I am not sure if I can use a true formal proof that would be understandable to anybody, but I can at least do a better informal one which, I think would highlight structural differences that matter more than the one you correctly noted. So I think I'll try one or two that include at least some formal representation to highlight the importance of structure.
I was going through the list of algebras that might work either for a formal proof or, if this was too complex, one that could had an intuitive structure for a pseudo-formulation, and I started sketching out some possibilities. A central issue is that even though the study of modality (including epistemic) in linguistics
started with logic and the philosophy of logic, systems were designed not to compare beliefs but to express them. That is, possible world semantics and modal logics tend to address beliefs as possibilities like "it is possible that god exists" vs. "necessarily god exists". I realized, though, that while this isn't so helpful for what I was after, it's even better.
The logics described above typically do not simply add the two modal operators ( the symbol □ indicating and ◊ possibility). They will use these in conjunction with frames, domains, relations, worlds, etc. However, what is useful is
how to express certainty and possibility in such systems.
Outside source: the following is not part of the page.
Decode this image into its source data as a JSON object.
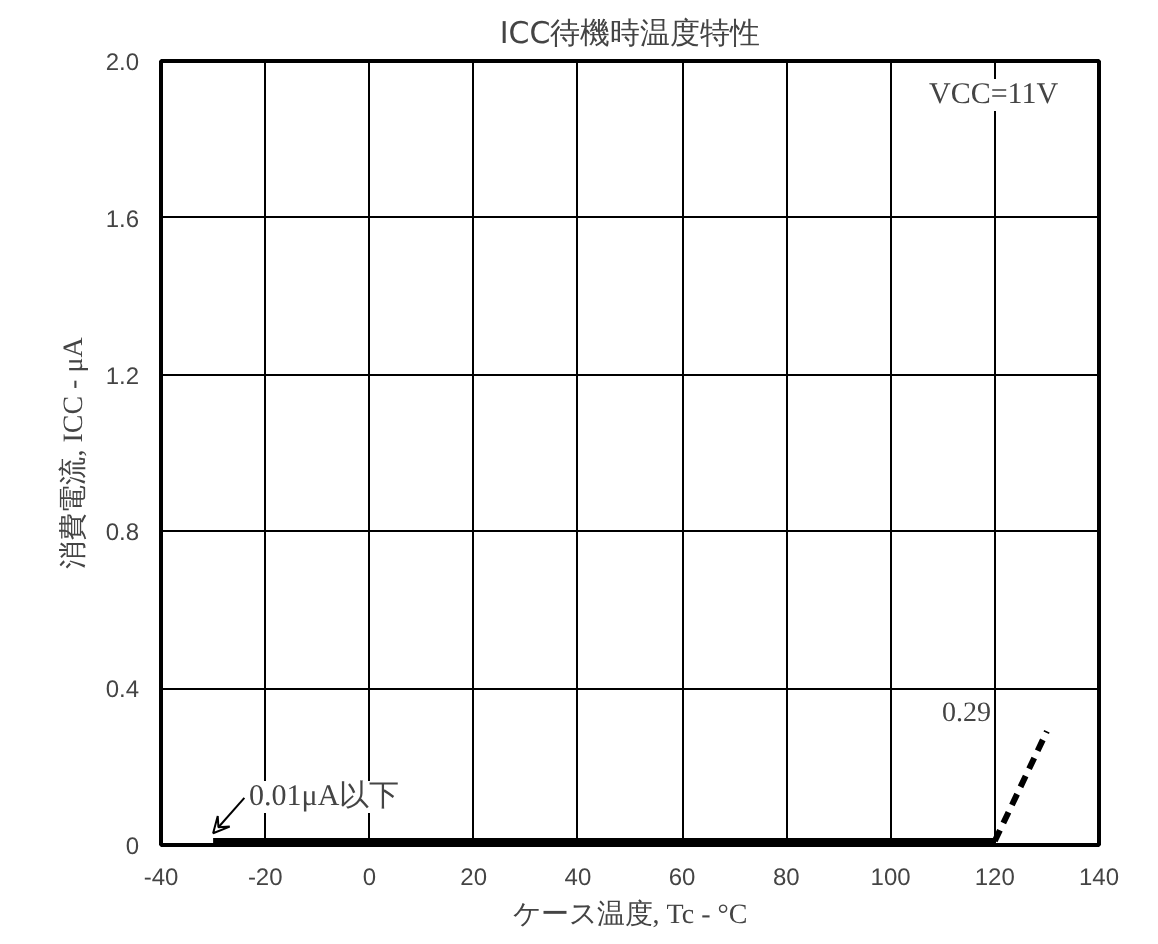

The view expressed here is that atheists neither believe nor disbelieve in god(s). Moreover, an atheist is defined entirely by not being a theist.
Presumably, if a theist is anything, a theist must believe that some concept of god has a reality or existence outside of that theist's mind.
A fairly intuitive way to extend logics to include beliefs is to think of an infinite set of world s.t. (such that) for any situation that is possible there is a world in which it is true. By possible, I refer to limits such as a world in which impossibilities can exist that impossible the way that something being both true & false at the same time is impossible. Symbolically, ~◊( A & ~ A), must be true. I do not mean that ambiguous concepts or things that seem impossible can't exist. Logical impossibilities, like "both A & ~A can be true", we can interpret precisely and thus understand the impossibility precisely.
What doxastic logics, possible world semantics, modal logics, etc., and the combinations thereof have in common is that beliefs are taken to relate to something (a truthmaker, a token, it doesn't really matter here) that is what makes the belief true or false. So, for example, a theist would say the proposition "god exists" is
necessarily true: it is true in all possible worlds. That's because for any proposition, there is that relation (that truthmaker thing) which makes the proposition true in some possible world (with exception noted above). By saying god actually exists, the theist means there is no possibility that god doesn't exist, and therefore no possible world for which the proposition "god exists" is false.
I'm not saying, of course, that this means god exists. That the proposition "god exists" is true in all possible worlds is not true for every set of all possible worlds. It is simply the way that a theist would express the existence of god(s). An agnostic, on the other hand, describes the proposition "god exists" differently. The agnostic describes a different set of all possible worlds for which the proposition "god exists" is made false in some possible worlds and true in others.
Now for the interesting part. For the atheist (strong, positive, etc.) who believes god doesn't exist, we just use the opposite of what the theist expresses: it is
necessarily true that for all possible worlds the proposition "god exists" is false. No problem.
But now there is nothing left. Given the proposition "god exists", we've exhausted all the ways in which the truth of this statement could be evaluated. Possible worlds are indeed
designed to consist even of those things we can't conceive of, are hard to define, etc. Yet we have nothing that enables us to speak of an atheist who neither believes nor disbelieves (except in the way an agnostic does).
Nor do we escape this through other ways of extending logic to cover predicates like "believe". Belief ascriptions, for example, suffer from a similar problem here as in classical logic. For they are ways in which beliefs are described, a function or relation B with arguments B(x, p, m, t) that tell us x believes the proposition p as presented in mode m at time t (not all beliefs require the fourth argument). However, such a function is, as in classical logic, binary. There is no possible difference between "not believe A" and "believe not A". Models, worlds, frames, etc., may differ in semantics and the same even one of them, like worlds, may differ in one system compared to another. We can even go further and incorporate fuzzy logic, but even if we allow our membership function to assign a truth value to the proposition "god exists" to the unaccountably infinite set [0,1], 0 would be a certainty that god doesn't exist and anything else would represent a possibility.
Surprisingly, then, the issue at the moment isn't which system to use or how, in that system, to represent proofs that relate the definition of theists to what that entails for atheists. It is that despite the diversity of systems, and the diversity of ways belief can be expressed about a diverse set (including things like "lsihler"), the only way evaluate the proposition "god exists" is as being true, some form of possibly true, or false. There are literally, in this case, infinitely many "third ways" that aren't possible in classical logic, yet still not believing god exists entails believing that god does not exist or that it is possible god exists.